“Chi beve solo acqua ha un segreto da nascondere”, scriveva Baudelaire. E proprio da questa provocazione prende spunto “Fragile”, una divertente e ironica rappresentazione della compagnia teatrale Blue Matisse, ospitata venerdì sera presso la Casa di cultura di Bosici, su invito della Comunità degli Italiani di Crevatini.
Lo spettacolo, scritto e interpretato da Paolo Butti e Irene Lay, con la partecipazione di Ornella Serafini e Diego Primosi, dà voce a un personaggio inaspettato: un bicchiere di vino, Mr. Goblet. Un essere vestito di vetro e di luce, ambiguo ed evocativo, che racconta la propria vita fatta di incontri, brindisi, baci e riflessi. Presente ogni sera su tavoli e banconi, la sua voce parla di storie di musica, passioni e segreti sussurrati tra un sorso e l’altro, come un vecchio confidente, un confessore o un terapista. Mr. Goblet parla di mani eleganti e di labbra ispide, di carezze e di tocchi maldestri. Si trasforma, talvolta, in calice sacro; altre volte, resta semplice bicchiere trasparente, testimone silenzioso della fragilità umana.

Dopo ogni notte, con gli altri bicchieri, condivide “docce e saune comuni”, sempre con il rischio di andare in frantumi, ma trova conforto nella musica, nella vibrazione pura del suono che nasce quando qualcuno si bagna le dita e lo fa cantare. Nel suo racconto, Mr. Goblet svela anche incontri memorabili, come quello con Mina, silenziosa e misteriosa, Lucio Dalla, visionario ed eccentrico. Si ricorda di quella volta in cui Mia Martini cantò in un bar, con voce piena di dolore e passione. Il bicchiere diventa così specchio dell’anima, testimone di vite che si intrecciano tra note e vino.
Tra un sorso di Terrano, rosso e vigoroso, e una Malvasia dai profumi mediterranei, vitigni simbolo della tradizione istriana e carsica, il pubblico è stato accompagnato in un viaggio che ha mescolato ironia, musica e poesia.
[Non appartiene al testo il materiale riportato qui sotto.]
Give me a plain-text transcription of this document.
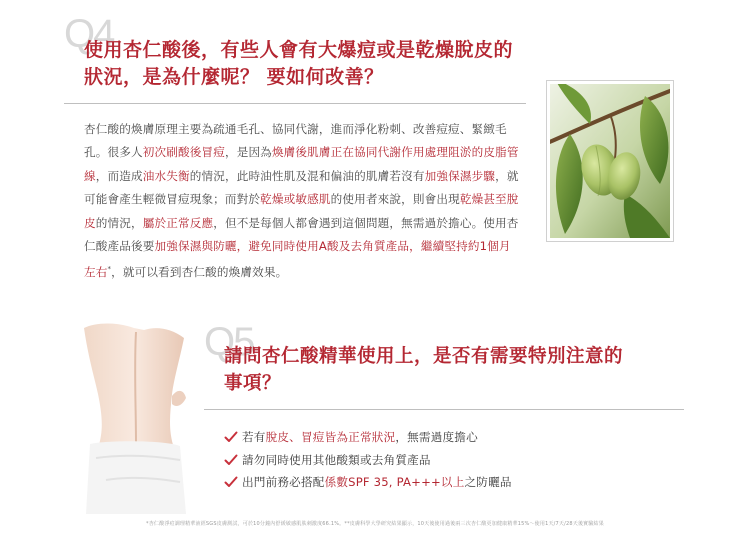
Q4
使用杏仁酸後，有些人會有大爆痘或是乾燥脫皮的
狀況，是為什麼呢？ 要如何改善？
杏仁酸的煥膚原理主要為疏通毛孔、協同代謝，進而淨化粉刺、改善痘痘、緊緻毛孔。很多人初次刷酸後冒痘，是因為煥膚後肌膚正在協同代謝作用處理阻淤的皮脂管線，而造成油水失衡的情況，此時油性肌及混和偏油的肌膚若沒有加強保濕步驟，就可能會產生輕微冒痘現象；而對於乾燥或敏感肌的使用者來說，則會出現乾燥甚至脫皮的情況，屬於正常反應，但不是每個人都會遇到這個問題，無需過於擔心。使用杏仁酸產品後要加強保濕與防曬，避免同時使用A酸及去角質產品，繼續堅持約1個月左右*，就可以看到杏仁酸的煥膚效果。
Q5
請問杏仁酸精華使用上，是否有需要特別注意的
事項？
若有脫皮、冒痘皆為正常狀況，無需過度擔心
請勿同時使用其他酸類或去角質產品
出門前務必搭配係數SPF 35, PA+++以上之防曬品
*杏仁酸淨痘調理精華液經SGS皮膚測試，可於10分鐘內舒緩敏感肌肤刺激度66.1%。**皮膚科學大學研究結果顯示，10天後使用過後兩三次杏仁酸更加健康精華15%～使用1天/7天/28天後實驗結果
Sul finale, Serafini ha aperto il suo taccuino di appunti, leggendo alcune celebri citazioni dedicate al vino e alla sua simbologia, firmate da grandi autori di ogni tempo. “Il vino è per l’uomo ciò che l’olio è per la lampada”, diceva Giacomo Leopardi, mentre Omero, nell’Odissea, riportò che “il vino fa uscire la parola che sarebbe stato meglio tacere”. Platone lo definiva “un farmaco che calma le angosce”, mentre Hemingway lo considerava “uno dei maggiori segni di civiltà nel mondo”. Parole alte per sottolineare il messaggio dello spettacolo: che si voglia bere o meno, che si ami il vino oppure si sia astemi, ciò che il calice rivela è che – come lui – anche noi siamo, “nella parte più remota dell’anima, profondamente e meravigliosamente fragili”.

Tra il pubblico, presenti anche il Console Generale d’Italia a Capodistria, Giovanni Coviello, il deputato CNI al Parlamento sloveno, Felice Ziza e la presidente della CAN di Capodistria, Roberta Vincoletto, accolti da Nicoletta Casagrande della Comunità degli Italiani di Crevatini. Il prossimo appuntamento con la rassegna teatrale sarà il 5 dicembre, sempre a Crevatini, con lo spettacolo “L’amore è una cosa meravigliosa?”.